None of this means Go scales forever. When I’ve seen Go services crack at scale, it’s usually not the runtime:

• File descriptors: Default ulimit -n is 1024 on most systems. You’ll hit this before you stress the scheduler. Push it to 1M if you’re actually building a long-poll service.
• Ephemeral ports: If your service fans out to a downstream with lots of short-lived outbound connections, the 28K-ish default ephemeral port range bites before anything else.
• Conntrack tables: Linux’s nf_conntrack_max default is laughably small for a real service. Tune it or turn it off on high-throughput paths.
• GC pressure from allocation-heavy handlers: The scheduler is cheap; the garbage collector is not. Sync pools, stack-allocated buffers, and careful escape analysis still matter.
• The load balancer: Your L4/L7 LB probably caps out before Go does.

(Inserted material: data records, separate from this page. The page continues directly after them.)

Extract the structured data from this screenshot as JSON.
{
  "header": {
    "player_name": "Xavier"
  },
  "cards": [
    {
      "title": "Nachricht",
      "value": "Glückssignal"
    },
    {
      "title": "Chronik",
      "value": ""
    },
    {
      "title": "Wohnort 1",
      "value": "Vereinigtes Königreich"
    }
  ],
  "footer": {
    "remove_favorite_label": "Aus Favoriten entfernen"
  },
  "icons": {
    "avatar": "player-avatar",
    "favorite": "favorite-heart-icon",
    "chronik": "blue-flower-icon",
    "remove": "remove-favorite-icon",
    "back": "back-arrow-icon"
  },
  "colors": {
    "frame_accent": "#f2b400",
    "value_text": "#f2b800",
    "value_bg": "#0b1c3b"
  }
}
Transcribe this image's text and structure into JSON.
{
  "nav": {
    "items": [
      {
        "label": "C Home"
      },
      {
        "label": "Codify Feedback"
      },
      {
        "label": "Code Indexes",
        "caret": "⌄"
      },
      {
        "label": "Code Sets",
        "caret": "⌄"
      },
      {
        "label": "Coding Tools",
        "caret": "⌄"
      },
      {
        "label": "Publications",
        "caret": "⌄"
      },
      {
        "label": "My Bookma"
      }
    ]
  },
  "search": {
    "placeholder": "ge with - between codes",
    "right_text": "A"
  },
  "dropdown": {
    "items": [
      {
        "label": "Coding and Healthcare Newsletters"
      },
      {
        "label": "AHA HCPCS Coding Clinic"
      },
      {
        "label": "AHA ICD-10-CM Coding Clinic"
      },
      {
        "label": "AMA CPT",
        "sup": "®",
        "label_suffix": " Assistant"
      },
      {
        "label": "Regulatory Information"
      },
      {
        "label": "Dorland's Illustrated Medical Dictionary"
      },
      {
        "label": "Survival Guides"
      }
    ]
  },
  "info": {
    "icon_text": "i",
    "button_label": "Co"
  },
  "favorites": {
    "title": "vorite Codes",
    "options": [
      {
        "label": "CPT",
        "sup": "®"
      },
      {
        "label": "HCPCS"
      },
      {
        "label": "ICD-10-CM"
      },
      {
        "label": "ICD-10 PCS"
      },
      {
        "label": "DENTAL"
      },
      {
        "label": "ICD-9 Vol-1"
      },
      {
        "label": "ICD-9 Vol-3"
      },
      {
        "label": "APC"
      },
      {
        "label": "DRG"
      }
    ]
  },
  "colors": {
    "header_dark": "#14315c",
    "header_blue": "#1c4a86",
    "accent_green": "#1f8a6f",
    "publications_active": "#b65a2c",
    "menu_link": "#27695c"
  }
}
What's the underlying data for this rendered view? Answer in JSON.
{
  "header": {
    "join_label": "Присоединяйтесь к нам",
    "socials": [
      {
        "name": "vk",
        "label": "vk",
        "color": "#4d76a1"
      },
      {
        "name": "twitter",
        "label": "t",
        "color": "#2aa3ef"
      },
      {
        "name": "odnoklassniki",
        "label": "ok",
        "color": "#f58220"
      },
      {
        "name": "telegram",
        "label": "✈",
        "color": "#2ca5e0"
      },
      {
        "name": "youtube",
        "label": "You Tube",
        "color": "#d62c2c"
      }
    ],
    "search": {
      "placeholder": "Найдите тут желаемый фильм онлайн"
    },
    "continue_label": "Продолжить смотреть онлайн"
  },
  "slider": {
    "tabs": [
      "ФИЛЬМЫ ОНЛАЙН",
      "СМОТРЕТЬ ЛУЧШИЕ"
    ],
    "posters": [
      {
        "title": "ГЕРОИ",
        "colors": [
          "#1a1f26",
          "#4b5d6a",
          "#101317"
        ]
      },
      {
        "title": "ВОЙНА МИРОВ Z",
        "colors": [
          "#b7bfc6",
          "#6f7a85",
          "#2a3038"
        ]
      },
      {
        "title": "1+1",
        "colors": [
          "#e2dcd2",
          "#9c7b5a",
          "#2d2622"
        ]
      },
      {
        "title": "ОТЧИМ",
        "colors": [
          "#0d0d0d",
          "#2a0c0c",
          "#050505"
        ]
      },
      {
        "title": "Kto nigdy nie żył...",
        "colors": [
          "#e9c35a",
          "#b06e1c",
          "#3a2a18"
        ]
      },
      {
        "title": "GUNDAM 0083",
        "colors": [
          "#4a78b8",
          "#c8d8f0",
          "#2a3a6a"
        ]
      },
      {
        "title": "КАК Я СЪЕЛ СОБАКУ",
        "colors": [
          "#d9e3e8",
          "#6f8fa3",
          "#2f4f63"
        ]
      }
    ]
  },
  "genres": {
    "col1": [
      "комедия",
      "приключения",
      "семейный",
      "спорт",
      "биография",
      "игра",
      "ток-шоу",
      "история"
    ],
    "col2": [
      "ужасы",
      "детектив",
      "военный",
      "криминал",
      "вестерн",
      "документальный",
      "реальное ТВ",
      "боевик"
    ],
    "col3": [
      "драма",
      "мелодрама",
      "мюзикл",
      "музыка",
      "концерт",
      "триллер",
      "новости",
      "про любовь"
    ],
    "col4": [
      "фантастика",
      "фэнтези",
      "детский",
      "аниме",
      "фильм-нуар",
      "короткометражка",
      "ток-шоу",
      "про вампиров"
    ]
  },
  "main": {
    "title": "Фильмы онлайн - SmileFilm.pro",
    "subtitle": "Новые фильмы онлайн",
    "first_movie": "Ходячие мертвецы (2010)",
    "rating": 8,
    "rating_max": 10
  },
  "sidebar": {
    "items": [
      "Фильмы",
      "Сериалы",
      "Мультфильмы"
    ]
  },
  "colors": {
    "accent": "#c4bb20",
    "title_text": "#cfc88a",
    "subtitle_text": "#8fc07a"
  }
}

I’ve watched a Go service sit happily at 400K connections on a single pod while the upstream Envoy bled under its own CPU budget. The Go process was the calm one.

Concurrency Isn’t a Speed Contest

It’s a cost-of-idleness contest.

If you’re building anything with long-lived connections — streaming APIs, WebSocket fan-out, server-sent events, message brokers, pub/sub gateways, anything with more connections than cores — the question isn’t “is my language fast?” It’s “how much does one idle waiter cost me?”

Go’s answer is 2.6 KB and 200 nanoseconds. That’s why it scales.

If you come from a world where “high concurrency” means “we bought a bigger box,” Go can feel like cheating. It isn’t. It’s just a careful, decade-old design decision that says: the kernel is a system call you should make as rarely as possible, and when you must, do it in bulk.

Further Reading

• The Go Scheduler: Design Principles (Dmitry Vyukov) — runtime internals from a core contributor
• runtime/proc.go in the Go source tree — the actual M/P/G logic, shorter and more readable than you’d expect
• Dragonfly BSD’s kqueue paper — where epoll got many of its ideas
• io_uring introduction (Jens Axboe) — the modern-kernel answer to the same problem Go solved in user space

If you want to understand why the decade-old Go scheduler still holds up, read runtime/proc.go once. The comments alone are worth an afternoon.